Bisnis.com, JAKARTA — Donald Trump akan dilantik menjadi Presiden Amerika Serikat periode 2025—2029 pada Senin (20/1/2025) waktu setempat. Sentimen negatif Trump ke China dinilai turut akan berdampak negatif ke Indonesia.
Peneliti China-Indonesia Center of Economic and Law Studies (Celios) M. Zulfikar Rakhmat menjelaskan bahwa Trump sudah kerap menyatakan akan menaikkan tarif hingga 60% untuk produk-produk impor dari China.
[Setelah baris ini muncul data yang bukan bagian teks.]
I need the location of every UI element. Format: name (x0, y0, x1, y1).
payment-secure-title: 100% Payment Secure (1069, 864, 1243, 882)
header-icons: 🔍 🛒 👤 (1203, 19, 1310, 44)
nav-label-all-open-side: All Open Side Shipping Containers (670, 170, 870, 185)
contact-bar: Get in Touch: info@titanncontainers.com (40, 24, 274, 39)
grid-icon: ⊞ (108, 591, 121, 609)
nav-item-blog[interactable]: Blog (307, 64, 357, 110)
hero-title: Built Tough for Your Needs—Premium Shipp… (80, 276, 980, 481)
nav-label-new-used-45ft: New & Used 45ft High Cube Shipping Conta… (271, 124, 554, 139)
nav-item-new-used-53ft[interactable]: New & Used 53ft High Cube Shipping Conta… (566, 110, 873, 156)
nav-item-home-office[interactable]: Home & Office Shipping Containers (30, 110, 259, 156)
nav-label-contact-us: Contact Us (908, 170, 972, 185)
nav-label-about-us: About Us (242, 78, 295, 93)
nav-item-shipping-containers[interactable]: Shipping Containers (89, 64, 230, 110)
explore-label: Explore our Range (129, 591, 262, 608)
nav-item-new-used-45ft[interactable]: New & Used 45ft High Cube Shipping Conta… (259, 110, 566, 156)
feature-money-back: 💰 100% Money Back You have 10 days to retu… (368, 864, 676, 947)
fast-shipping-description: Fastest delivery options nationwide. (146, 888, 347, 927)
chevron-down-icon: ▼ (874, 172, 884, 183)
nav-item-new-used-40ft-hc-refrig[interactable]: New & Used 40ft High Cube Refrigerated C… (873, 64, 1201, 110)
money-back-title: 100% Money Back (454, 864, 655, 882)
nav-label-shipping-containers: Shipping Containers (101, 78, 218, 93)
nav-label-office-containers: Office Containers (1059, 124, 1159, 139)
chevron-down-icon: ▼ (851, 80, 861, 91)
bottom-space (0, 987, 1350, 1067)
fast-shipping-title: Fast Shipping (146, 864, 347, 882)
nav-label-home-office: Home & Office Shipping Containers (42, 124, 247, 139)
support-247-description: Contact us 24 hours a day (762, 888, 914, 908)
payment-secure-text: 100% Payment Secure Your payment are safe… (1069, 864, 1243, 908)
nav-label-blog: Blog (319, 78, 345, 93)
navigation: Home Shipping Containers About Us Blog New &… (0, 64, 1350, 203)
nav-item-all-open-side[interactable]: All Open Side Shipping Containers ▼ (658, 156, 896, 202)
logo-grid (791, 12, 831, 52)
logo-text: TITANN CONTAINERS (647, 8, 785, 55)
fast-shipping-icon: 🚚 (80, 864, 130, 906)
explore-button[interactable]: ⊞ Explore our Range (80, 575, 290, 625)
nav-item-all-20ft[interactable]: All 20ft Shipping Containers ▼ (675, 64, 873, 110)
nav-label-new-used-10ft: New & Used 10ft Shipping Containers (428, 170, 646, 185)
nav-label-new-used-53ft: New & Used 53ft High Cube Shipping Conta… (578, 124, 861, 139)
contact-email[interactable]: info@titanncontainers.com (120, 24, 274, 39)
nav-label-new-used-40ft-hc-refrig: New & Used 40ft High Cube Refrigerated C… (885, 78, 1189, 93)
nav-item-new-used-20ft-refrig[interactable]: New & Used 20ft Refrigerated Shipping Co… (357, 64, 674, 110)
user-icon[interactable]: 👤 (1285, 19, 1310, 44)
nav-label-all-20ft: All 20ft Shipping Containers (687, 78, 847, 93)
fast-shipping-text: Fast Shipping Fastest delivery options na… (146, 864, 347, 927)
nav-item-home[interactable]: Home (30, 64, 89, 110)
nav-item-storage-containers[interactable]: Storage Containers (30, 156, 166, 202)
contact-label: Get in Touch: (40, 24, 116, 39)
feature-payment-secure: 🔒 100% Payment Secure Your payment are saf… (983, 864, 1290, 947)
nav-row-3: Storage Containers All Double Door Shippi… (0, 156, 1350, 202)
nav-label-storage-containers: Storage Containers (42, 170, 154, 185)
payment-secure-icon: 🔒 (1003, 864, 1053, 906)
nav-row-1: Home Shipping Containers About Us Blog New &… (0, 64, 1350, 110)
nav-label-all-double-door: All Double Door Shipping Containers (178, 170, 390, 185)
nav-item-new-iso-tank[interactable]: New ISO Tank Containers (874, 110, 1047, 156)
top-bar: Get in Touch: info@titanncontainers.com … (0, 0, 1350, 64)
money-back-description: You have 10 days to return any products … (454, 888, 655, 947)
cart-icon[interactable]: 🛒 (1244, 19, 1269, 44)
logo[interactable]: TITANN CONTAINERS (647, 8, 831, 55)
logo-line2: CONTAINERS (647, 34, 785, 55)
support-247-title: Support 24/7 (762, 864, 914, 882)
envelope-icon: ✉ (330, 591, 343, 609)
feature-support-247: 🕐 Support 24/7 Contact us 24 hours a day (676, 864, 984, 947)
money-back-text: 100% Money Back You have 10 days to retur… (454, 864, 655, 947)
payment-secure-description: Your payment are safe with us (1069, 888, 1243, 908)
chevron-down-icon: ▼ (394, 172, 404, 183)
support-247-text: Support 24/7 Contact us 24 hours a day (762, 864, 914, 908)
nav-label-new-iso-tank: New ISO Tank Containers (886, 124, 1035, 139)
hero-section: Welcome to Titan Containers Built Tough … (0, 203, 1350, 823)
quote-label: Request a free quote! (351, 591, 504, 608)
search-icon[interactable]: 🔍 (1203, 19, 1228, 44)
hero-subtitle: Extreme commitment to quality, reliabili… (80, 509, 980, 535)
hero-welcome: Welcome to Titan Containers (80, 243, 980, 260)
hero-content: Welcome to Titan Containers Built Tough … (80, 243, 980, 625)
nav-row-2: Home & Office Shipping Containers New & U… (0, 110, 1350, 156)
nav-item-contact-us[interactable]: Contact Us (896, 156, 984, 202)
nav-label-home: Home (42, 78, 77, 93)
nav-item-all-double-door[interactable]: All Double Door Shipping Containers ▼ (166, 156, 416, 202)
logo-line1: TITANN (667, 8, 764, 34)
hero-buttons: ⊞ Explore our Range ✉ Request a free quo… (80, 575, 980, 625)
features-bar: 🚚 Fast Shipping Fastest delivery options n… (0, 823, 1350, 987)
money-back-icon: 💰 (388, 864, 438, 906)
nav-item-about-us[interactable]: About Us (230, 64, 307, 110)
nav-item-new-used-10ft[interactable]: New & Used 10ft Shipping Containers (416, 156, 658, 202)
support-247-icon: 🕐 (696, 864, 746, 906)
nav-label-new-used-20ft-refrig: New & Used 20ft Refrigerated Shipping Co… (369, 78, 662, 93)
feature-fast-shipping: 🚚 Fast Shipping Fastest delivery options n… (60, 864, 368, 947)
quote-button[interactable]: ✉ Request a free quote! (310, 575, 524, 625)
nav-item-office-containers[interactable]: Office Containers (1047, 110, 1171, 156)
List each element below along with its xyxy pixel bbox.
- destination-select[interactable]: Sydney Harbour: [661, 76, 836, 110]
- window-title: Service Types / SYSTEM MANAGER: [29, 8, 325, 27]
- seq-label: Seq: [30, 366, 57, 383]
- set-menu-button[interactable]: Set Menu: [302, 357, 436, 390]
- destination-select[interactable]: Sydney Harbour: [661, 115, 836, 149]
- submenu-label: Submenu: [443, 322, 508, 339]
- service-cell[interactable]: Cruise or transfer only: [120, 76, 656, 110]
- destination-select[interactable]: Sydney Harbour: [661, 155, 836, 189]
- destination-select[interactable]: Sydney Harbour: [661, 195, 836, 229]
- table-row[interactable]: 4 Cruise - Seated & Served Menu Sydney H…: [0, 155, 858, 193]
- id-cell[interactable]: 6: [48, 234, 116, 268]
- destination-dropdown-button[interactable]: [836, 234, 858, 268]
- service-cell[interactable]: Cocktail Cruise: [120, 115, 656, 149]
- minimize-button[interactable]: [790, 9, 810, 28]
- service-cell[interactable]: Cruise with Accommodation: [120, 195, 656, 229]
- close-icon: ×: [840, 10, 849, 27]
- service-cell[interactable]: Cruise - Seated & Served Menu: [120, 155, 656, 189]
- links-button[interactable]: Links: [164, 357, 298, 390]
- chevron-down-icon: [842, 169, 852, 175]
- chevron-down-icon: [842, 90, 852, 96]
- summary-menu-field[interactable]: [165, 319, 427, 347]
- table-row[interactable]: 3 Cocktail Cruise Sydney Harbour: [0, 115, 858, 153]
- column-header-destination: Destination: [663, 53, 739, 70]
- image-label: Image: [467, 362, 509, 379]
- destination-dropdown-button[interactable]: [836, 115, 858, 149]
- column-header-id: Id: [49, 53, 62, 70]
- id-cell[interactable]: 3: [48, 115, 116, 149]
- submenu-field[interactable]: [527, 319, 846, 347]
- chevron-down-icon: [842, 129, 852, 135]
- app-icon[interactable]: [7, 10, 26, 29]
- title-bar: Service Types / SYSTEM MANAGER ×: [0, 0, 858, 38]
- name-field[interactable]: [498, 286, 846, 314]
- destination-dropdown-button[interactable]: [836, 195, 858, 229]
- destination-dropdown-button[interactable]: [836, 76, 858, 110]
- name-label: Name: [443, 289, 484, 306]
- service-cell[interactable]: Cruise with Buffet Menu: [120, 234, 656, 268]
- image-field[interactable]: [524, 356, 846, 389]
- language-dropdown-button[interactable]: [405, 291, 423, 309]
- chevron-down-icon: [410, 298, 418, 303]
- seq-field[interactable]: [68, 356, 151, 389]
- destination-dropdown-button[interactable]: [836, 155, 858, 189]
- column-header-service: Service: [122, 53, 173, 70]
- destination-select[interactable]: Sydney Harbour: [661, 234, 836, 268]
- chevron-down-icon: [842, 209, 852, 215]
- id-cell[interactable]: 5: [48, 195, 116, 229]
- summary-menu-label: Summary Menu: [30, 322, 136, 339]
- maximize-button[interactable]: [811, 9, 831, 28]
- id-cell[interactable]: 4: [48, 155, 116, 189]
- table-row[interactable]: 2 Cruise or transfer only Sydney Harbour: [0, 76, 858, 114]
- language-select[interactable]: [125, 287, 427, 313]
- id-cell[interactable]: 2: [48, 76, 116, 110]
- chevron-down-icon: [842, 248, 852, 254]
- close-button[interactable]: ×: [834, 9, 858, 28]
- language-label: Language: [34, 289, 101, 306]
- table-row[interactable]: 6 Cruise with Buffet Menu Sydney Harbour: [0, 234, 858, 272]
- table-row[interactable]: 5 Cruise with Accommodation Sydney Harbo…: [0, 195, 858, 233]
Dengan demikian, ke depan perekonomian China menghadapi ketidakpastian. Implikasinya, ditakutkan permintaan China atas produk-produk impor dari Indonesia akan menurun.
Masalahnya, data Badan Pusat Statistik (BPS) mengungkapkan ekspor barang Indonesia memang sangat tergantung kepada China. Selama 2024, total nilai ekspor barang nonmigas Indonesia mencapai US$248,82 miliar.
Dari jumlah tersebut, nilai ekspor nonmigas Indonesia paling banyak ke China yaitu mencapai US$60,22 miliar atau sebesar 24,2% dari total nilai ekspor nonmigas. Sementara itu, di posisi kedua ada Amerika Serikat (AS) dengan nilai ekspor nonmigas sebesar US$26,31 miliar atau setara 10,57% dari nilai total.
Oleh sebab itu, Zulfikar mendorong agar pemerintah mengurangi ketergantungan kepada China di tengah ketidakpastian kebijakan dari Trump yang kerap proteksionis.
"[Harus] diversifikasi mitra ke partner-partner baru, seperti negara-negara Afrika atau Amerika Latin," ujar Zulfikar kepada Bisnis, dikutip Senin (20/1/2025).
Diversifikasi ekspor tersebut, sambungnya, bisa dilalui lewat blok ekonomi BRICS. Zulfikar berharap bergabungnya Indonesia ke BRICS bukan hanya untuk menyenangkan China, tetapi lebih membuka peluang perdagangan dengan negara-negara Afrika dan Amerika Latin.
"Harus lebih banyak promosi komoditas ke negara-negara tersebut," jelasnya.
Ekspor ke China Mulai Menurun
Nilai ekspor barang dari Indonesia ke China mengalami penurunan selama 2024. Padahal, setidaknya sejak 2020, ekspor ke China selalu meningkatkan secara tahunan.
Berdasarkan data BPS, nilai ekspor ke China mencapai US$62,43 miliar selama 2024. Jumlah tersebut berkurang 3,84% dari realisasi nilai ekspor Indonesia ke China pada 2023 yaitu US$64,93 miliar.
Ini menjadi penurunan nilai ekspor Indonesia ke China pertama setidaknya dalam lima tahun terakhir. Secara tahunan, realisasi ekspor Indonesia ke China yaitu US$27,96 miliar pada 2019, US$31,78 miliar pada 2020, US$53,76 miliar pada 2021, US$65,83 miliar pada 2022, US$64,93 miliar pada 2023, dan US$62,43 miliar pada 2024.
Singkatnya, penurunan hanya terjadi pada 2024. Secara lebih terperinci, penurunan nilai ekspor Indonesia ke China pada 2024 disebabkan oleh tiga komoditas utama yaitu besi dan baja, bahan bakar mineral, serta lemak dan minyak nabati.
Tiga komoditas tersebut merupakan barang yang paling banyak diekspor Indonesia ke China selama 2023. Kendati demikian, nilai menurunnya selama 2024.
Nilai ekspor besi dan baja mencapai US$18,33 miliar pada 2023; menurun 12,35% menjadi US$16,33 miliar pada 2024.
Kemudian nilai ekspor bahan bakar mineral sebesar US$14,97 miliar pada 2023; menurun 7,27% menjadi US$13,88 miliar pada 2024.
Terakhir nilai ekspor lemak dan minyak nabati mencapai US$6,07 miliar pada 2023; menurun 16,14% menjadi US$5,09 miliar pada 2024.
Sebagai catatan, notabenenya berat ekspor barang Indonesia ke China meningkat pada 2024 dibandingkan 2023. Total, berat ekspor ke Indonesia mencapai 264,35 juta ton pada 2023; naik 7,11% menjadi 283,14 juta ton pada 2024.
Penurunan nilai ekspor meski beratnya meningkatkan bisa terjadi karena sejumlah faktor seperti penurunan harga komoditas, perubahan kurs mata uang, hingga perjanjian. Artinya, dinamika perekonomian global sangat berpengaruh.